The debate has already begun. With farm incomes down, are land prices and cash rents coming down? If you answered "yes," think again. All agriculture is going to do over the next couple of years is reorganize balance sheets and shift portfolios.

The size of grain production units is about to go through the same transformation that has happened in pork production over the last five years. This is a result of technological changes as well as financial decision-making. In the long run, it's normally emotions and not finances that force farmers into early retirement. That's been true of many hog producers and is now about to take place among grain farmers.

The separation in incomes among grain farmers in the last two years has probably been wider than ever before in history. This is resulting in a separation between the top 10% and the bottom 90% in rural communities. Those who marketed well in the last two years have had about the two best financial years in their farming careers. Their financial bargaining power has improved tremendously on a relative basis.
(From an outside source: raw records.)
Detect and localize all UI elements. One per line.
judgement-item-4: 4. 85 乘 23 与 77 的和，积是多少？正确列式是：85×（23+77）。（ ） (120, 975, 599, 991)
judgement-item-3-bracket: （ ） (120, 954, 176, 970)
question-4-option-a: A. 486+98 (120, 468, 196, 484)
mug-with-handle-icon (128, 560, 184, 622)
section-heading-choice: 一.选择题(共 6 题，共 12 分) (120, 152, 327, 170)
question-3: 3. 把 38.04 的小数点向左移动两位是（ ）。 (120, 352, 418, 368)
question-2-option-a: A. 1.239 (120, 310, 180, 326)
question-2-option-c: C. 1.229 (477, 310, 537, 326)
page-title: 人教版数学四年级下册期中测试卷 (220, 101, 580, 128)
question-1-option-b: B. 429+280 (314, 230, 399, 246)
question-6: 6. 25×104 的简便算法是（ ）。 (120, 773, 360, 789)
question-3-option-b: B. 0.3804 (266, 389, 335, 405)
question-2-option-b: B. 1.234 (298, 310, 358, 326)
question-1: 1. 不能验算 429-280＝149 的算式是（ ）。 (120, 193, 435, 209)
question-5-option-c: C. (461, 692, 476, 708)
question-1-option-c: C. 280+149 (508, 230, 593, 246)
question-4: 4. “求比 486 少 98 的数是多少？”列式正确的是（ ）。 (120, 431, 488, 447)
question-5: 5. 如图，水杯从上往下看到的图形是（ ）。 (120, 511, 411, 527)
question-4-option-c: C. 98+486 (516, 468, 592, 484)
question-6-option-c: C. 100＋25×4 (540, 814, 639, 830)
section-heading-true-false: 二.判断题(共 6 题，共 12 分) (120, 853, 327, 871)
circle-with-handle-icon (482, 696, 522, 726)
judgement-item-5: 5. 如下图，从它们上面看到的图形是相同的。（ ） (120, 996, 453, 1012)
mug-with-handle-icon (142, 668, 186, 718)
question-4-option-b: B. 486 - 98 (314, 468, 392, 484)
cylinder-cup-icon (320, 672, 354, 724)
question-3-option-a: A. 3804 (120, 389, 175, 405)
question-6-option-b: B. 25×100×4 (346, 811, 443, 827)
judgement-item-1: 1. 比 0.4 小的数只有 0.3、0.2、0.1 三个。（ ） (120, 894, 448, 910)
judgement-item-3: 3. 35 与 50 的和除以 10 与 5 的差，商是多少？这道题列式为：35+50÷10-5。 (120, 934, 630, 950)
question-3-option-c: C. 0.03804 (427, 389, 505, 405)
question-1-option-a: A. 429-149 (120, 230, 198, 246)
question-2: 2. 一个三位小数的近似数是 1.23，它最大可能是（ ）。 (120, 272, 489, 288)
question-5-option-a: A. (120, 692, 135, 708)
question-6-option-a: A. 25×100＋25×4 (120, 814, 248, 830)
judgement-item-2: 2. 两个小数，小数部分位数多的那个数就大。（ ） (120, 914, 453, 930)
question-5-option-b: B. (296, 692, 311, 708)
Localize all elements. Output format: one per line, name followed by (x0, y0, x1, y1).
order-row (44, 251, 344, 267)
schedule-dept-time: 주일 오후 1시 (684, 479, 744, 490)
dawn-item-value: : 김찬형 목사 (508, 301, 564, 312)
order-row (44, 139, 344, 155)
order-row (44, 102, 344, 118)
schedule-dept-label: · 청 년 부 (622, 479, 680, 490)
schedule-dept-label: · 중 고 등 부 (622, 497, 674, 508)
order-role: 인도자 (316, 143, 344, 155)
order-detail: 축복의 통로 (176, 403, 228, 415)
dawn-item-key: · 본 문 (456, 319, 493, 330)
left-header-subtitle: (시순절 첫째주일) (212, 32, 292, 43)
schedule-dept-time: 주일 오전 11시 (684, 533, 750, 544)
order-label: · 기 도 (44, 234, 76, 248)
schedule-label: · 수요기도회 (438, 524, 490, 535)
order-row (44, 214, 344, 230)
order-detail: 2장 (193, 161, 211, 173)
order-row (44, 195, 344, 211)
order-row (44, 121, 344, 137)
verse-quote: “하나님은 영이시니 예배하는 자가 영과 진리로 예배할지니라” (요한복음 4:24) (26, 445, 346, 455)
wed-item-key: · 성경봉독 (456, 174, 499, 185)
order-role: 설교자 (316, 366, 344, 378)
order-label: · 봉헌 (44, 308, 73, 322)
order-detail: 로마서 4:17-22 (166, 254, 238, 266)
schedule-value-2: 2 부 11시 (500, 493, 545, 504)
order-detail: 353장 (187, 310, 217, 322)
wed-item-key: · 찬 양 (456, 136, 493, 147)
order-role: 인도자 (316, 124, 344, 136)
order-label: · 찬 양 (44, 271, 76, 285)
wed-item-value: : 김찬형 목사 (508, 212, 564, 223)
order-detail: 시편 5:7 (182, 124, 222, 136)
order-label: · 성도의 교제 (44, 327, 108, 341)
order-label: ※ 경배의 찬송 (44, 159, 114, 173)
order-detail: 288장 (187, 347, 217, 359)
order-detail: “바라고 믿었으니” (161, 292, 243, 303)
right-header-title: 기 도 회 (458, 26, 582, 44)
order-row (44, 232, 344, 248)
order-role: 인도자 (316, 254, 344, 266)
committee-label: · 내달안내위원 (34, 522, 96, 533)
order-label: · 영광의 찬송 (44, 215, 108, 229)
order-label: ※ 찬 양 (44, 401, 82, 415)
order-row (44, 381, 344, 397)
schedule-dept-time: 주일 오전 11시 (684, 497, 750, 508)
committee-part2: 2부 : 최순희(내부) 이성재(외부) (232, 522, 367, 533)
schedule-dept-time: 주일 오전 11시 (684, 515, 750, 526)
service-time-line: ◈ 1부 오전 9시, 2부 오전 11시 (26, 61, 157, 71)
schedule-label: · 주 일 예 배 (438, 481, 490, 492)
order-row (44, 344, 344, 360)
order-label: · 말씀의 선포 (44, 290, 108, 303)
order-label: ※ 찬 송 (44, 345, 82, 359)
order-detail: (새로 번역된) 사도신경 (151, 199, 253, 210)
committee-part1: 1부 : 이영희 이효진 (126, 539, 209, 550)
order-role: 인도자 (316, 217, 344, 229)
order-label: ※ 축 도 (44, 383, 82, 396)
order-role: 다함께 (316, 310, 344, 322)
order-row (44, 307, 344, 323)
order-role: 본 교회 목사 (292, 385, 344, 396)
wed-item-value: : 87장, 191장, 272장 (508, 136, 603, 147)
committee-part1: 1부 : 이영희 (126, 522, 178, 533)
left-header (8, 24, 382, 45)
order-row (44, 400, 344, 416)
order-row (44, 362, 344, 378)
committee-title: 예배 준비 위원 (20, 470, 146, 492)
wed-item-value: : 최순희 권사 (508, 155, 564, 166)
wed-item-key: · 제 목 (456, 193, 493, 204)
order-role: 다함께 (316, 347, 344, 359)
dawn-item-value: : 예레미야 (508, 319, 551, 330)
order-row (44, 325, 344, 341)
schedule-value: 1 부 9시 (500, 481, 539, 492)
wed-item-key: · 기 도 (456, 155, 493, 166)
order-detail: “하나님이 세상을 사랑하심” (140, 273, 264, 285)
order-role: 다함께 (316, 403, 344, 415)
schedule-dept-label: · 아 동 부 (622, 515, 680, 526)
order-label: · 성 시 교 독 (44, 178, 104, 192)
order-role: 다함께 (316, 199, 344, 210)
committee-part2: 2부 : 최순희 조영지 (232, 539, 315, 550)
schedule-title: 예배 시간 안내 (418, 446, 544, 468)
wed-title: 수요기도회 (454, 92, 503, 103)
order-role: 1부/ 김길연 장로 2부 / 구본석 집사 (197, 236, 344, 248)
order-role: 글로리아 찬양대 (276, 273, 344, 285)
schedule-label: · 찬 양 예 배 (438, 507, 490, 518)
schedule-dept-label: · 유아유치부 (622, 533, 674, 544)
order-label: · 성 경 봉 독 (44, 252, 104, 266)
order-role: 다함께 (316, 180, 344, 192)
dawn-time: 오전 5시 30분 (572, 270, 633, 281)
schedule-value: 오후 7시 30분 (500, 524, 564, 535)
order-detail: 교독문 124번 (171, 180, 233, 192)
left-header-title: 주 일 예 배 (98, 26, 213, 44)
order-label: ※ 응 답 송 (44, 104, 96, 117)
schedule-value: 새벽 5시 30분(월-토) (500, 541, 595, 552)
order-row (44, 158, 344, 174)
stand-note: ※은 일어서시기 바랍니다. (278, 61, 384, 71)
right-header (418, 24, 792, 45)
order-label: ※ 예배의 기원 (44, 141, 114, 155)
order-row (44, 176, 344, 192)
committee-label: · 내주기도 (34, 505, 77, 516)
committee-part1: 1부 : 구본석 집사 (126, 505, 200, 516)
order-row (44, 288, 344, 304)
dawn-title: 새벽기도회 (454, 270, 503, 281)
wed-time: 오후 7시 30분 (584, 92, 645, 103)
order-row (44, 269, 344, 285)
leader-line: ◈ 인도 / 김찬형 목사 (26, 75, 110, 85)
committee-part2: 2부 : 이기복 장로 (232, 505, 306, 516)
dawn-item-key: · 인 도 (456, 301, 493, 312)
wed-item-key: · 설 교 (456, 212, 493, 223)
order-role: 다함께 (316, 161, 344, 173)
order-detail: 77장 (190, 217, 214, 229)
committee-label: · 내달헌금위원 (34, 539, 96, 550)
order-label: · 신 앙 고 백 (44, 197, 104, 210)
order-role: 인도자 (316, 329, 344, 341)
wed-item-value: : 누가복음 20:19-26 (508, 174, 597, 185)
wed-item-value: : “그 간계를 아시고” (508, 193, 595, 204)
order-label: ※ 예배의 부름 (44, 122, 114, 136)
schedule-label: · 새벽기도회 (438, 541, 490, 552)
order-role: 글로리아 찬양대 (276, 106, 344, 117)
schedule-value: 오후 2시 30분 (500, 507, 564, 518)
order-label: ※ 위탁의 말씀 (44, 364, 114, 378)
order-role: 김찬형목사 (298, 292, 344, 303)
As an economics professor once told me, "No one really does well in inflationary times or bull markets because most everyone's net worth rises together." Everyone feels good - but their relative wealth does not increase. It's times like the last two years when we see tremendous changes in relative wealth.

So what does this have to do with land prices? Consider a 600-acre farmer in his mid- to late 60s. The land is paid for, but he's losing money farming because he marketed poorly in the last two years and is therefore mad at the world. He can still get out with his equity intact and rent his farmland to neighboring producers at a comparable level for retirement.

And who's going to rent it - another 600-acre farmer or one of the two 4,000-acre farmers within five miles of his house?

To me, that answer is easy. Unless the 4,000-acre farmers have themselves done poorly in marketing the last two years, they can add 600 acres to their farming enterprises with relative ease. But another 600-acre farmer would be doubling his operation. Also, the top 10% who have made a lot of money the last couple of years are going to have plenty of fire power when it comes to bidding on cash rents or on farmland that comes up for sale.

Parting thoughts. Interest rates are low and farm debt is much too low to allow farm prices to erode from current levels. The 20% or so correction that we've just had in the last year and a half is probably about all that's going to happen. Also, keep in mind:

* Grain prices will likely stabilize and could improve over the coming winter, but don't expect a major bull market because supplies are too large.

* The Asian crisis is over. You'll soon start hearing stories about increases in demand for both meat and grains in the Asian economy.

The bad thing about commodity prices and agriculture is that good times don't last forever. The good thing is, the bad ones don't last forever, either! Have a nice Thanksgiving.